I know I’m a bit behind, but I don’t feel like writing about the last few weeks just yet.
We have strawberry plants growing in what we thought was a barren planter. The strawberry seeds that we’d planted at the end of summer hadn’t been able to stand up to the 70-80 degree days we were still having and died. And then the cold barreled through like a train, stripping my Four O’Clocks to the bulb and ravaging our basil. Sherman survived but underwent a few changes of his own, changing from a green to a light pink through fall and now decidedly a deep red.
But two little strawberry sprouts turned into two little plants and a third little sprout. Unfortunately for the strawberry plants, signs point to our long winter coming to a close. The squirrels are back in the park; baby birds are hatching in the trees; I’m carrying my rain coat more often than wearing it.
I read a few articles about gardening in your apartment and I’m all re-energized to plant some more seeds.
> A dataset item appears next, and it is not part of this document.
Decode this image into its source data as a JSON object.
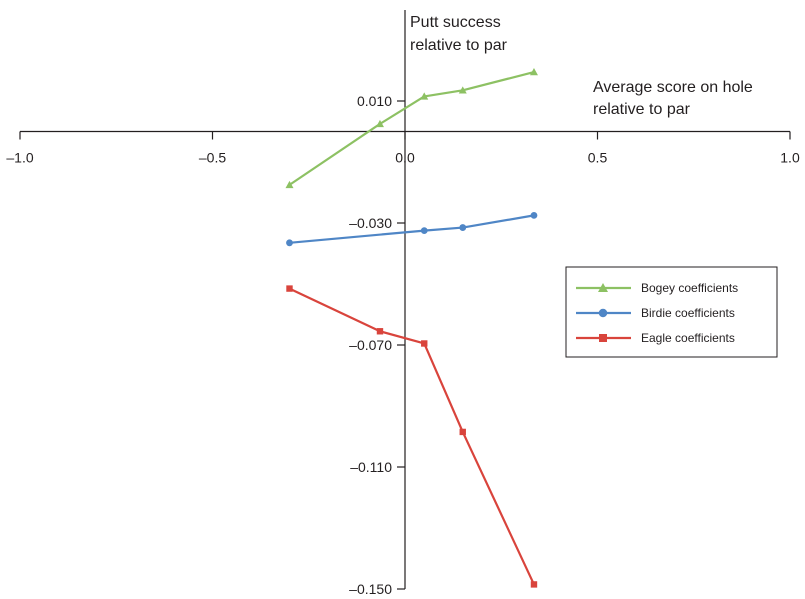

Even with the view of the river park and our two strawberry plants, Sherman, Bucky 2.0, and Klettus (the bamboo), it often feels pretty gray in our neck of the woods. We’ve talked about moving to another area further away from the center of the city, specifically to an area at the edge of the MRT map and at the base of the Mao Kong hills. We’ll see.
Living in Yonghe can be pretty… exhausting. On my way to work in the mornings, I find myself trying to breathe out more than I breathe in. Scooters brush past me in the narrow alleys I walk to avoid the idling cars and buses on the roads.
I have grown quite fond of the stalls in Yonghe that I occasionally stop at for breakfast on the go—米漿 (warm peanut, rice, and soy drink) from the shop that appears to have three generations of women working, 蔥油餅加蛋 (basil and egg scrambled together and folded into a spring-onion pancake) from the cheerful man in the ball cap.
I’m trying to adjust my pace of life. I haven’t really succeeded so far; I’ve just shown up a little late to work too many days in a row. I’ve gotten really sick of rushing everywhere, and I know rushing through meals isn’t healthy, and I should probably even do my homework slower. I’m going to make an effort to go to sleep earlier, wake up earlier, and leave sooner. In my head, that means I’ll be able to slow down the rest of the day. And I think that would be nice.
Right now I’m reading Tender Is the Night by F. Scott Fitzgerald. It’s an already-old copy that flew to Thailand to sit in the sand and has grown more and more tattered shoved into my school bag for reading on the MRT.